22 October 2018 - - US-based biopharmaceutical company Merck (NYSE: MRK) has presented results from an interim analysis of KEYNOTE-057, a Phase 2 trial evaluating Keytruda, Merck's anti-PD-1 therapy, for previously treated patients with high-risk non-muscle invasive bladder cancer (NMIBC) with carcinoma in situ or CIS plus papillary disease (Cohort A).

An interim analysis of the study's primary endpoint showed a complete response rate of 38.8% (95% CI, 29.4-48.9) (n=103) at three months with Keytruda in patients whose disease was unresponsive to Bacillus Calmette-Guérin therapy, the current standard of care for this disease, and who were ineligible for or who refused to undergo radical cystectomy.

These results, as well as other study findings, are being presented TODAY in an oral session at the ESMO 2018 Congress (Abstract #864O).

KEYNOTE-057 is a Phase 2, single-arm, multi-cohort study evaluating KEYTRUDA as monotherapy in patients with high-risk NMIBC that has not responded to treatment with BCG therapy and who are ineligible for or who have refused to undergo radical cystectomy.

The study's primary endpoints are CR rate (Cohort A only) and disease-free survival rate (Cohort B only). The secondary endpoints include safety and duration of response.

Data presented at ESMO are from an interim analysis of patients with CIS or CIS plus papillary disease (Cohort A) (n=103).

Findings showed a CR rate of 38.8% (95% CI, 29.4-48.9) (n=40/103) at three months. The non-CR rate was 55.3% (95% CI, 45.2-65.1) (n=57/103) at three months, and patients had either persistent disease (CIS +/- papillary tumor), NMIBC stage progression (CIS +/- high-grade Ta at baseline to T1 disease) or extravesical disease. At the time of analysis, 72.5 % of responding patients had an ongoing response (n=29/40) and 25 % experienced recurrent disease after CR (n=10/40).

One patient who did not develop recurrent disease discontinued study treatment and started alternative therapy. No patients in Cohort A developed muscle invasive or metastatic urothelial carcinoma.

Of the patients who achieved a CR at three months, 80 % had a CR lasting for six months or longer, based on the Kaplan-Meier method. The median duration of response was not yet reached (range, 0+ to 14.1+). The median follow-up was 14.0 months (range, 4.0-26.3 months).

The safety of Keytruda in KEYNOTE-057 was consistent with what has been seen in previous trials among patients treated with Keytruda monotherapy. Treatment-related adverse events (TRAEs) occurred in 63.1 % of patients.

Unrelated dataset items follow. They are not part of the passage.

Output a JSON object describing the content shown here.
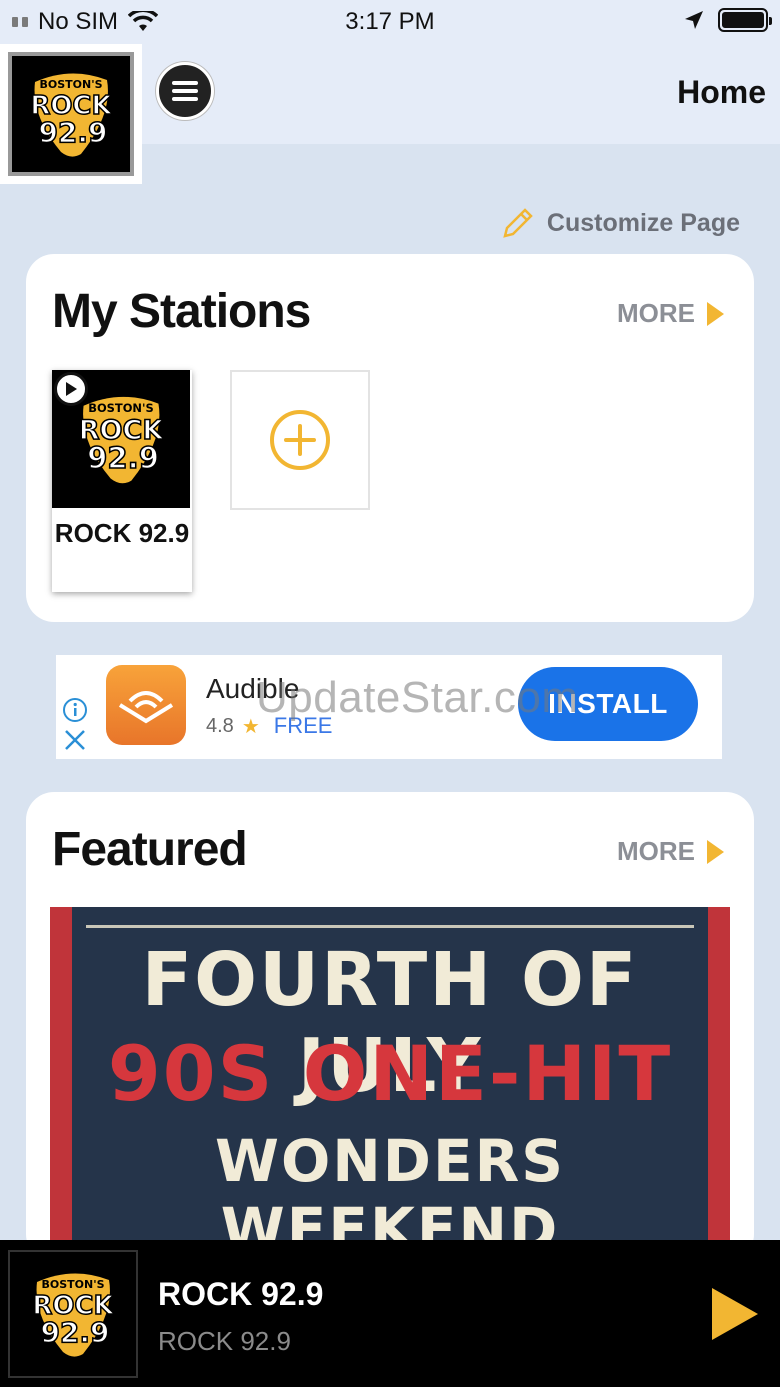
{
  "status_bar": {
    "carrier": "No SIM",
    "time": "3:17 PM"
  },
  "header": {
    "title": "Home",
    "logo": {
      "top": "BOSTON'S",
      "mid": "ROCK",
      "bottom": "92.9"
    }
  },
  "customize": {
    "label": "Customize Page"
  },
  "my_stations": {
    "title": "My Stations",
    "more_label": "MORE",
    "stations": [
      {
        "name": "ROCK 92.9"
      }
    ]
  },
  "ad": {
    "app_name": "Audible",
    "rating": "4.8",
    "price": "FREE",
    "install_label": "INSTALL",
    "watermark": "UpdateStar.com"
  },
  "featured": {
    "title": "Featured",
    "more_label": "MORE",
    "banner": {
      "line1": "FOURTH OF JULY",
      "line2": "90S ONE-HIT",
      "line3": "WONDERS WEEKEND"
    }
  },
  "player": {
    "title": "ROCK 92.9",
    "subtitle": "ROCK 92.9"
  },
  "colors": {
    "accent": "#f2b632",
    "background": "#d9e3f0",
    "install_blue": "#1a73e8"
  }
}
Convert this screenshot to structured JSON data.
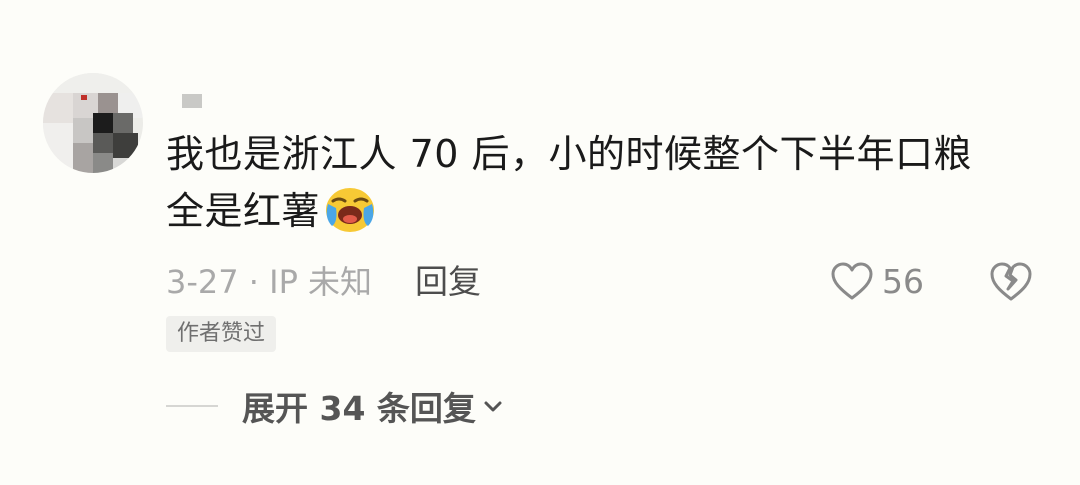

The most common TRAEs with an incidence of 5 % or more were pruritus (10.7%), fatigue, diarrhea, hypothyroidism and maculopapular rash. Grade 3-5 TRAEs occurred in 13 patients (12.6%), and there was one treatment-related death, per investigator assessment.

The target enrollment for KEYNOTE-057 (ClinicalTrials.gov, NCT02625961) is 260 patients across two cohorts: patients with CIS or CIS plus papillary disease (Cohort A) (n=130) and patients with papillary disease without CIS (Cohort B) (n=130).

Patients in both cohorts receive Keytruda (200 mg fixed dose intravenously every three weeks) until recurrence, disease progression, unacceptable toxicity, or up to 24 months in patients without disease progression.

In this study, BCG-unresponsive high-risk NMIBC is defined as persistent or recurrent disease despite adequate BCG therapy or stage progression despite adequate BCG induction therapy. Patients were considered high risk if their tumors were classified as T1, high-grade Ta and/or CIS based on the American Joint Committee on Cancer TNM system.

Bladder cancer begins when cells in the urinary bladder start to grow uncontrollably. As more cancer cells develop, they can form a tumor and spread to other areas of the body. Bladder cancers are described based on how far they have invaded into the wall of the bladder.

Non-muscle invasive bladder cancer occurs when the cancer has not grown into the main muscle layer of the bladder.

Eighty percent of bladder cancer patients are diagnosed with NMIBC. Worldwide, bladder cancer is the tenth most common cancer and the thirteenth most common cause of cancer death. It is estimated that almost 550,000 new cases of bladder cancer will be diagnosed in 2018.

Keytruda is an anti-PD-1 therapy that works by increasing the ability of the body's immune system to help detect and fight tumor cells. Keytruda is a humanized monoclonal antibody that blocks the interaction between PD-1 and its ligands, PD-L1 and PD-L2, thereby activating T lymphocytes which may affect both tumor cells and healthy cells.

Merck has the industry's largest immuno-oncology clinical research programme. There are currently more than 850 trials studying Keytruda across a wide variety of cancers and treatment settings.

The Keytruda clinical programme seeks to understand the role of Keytruda across cancers and the factors that may predict a patient's likelihood of benefitting from treatment with Keytruda, including exploring several different biomarkers.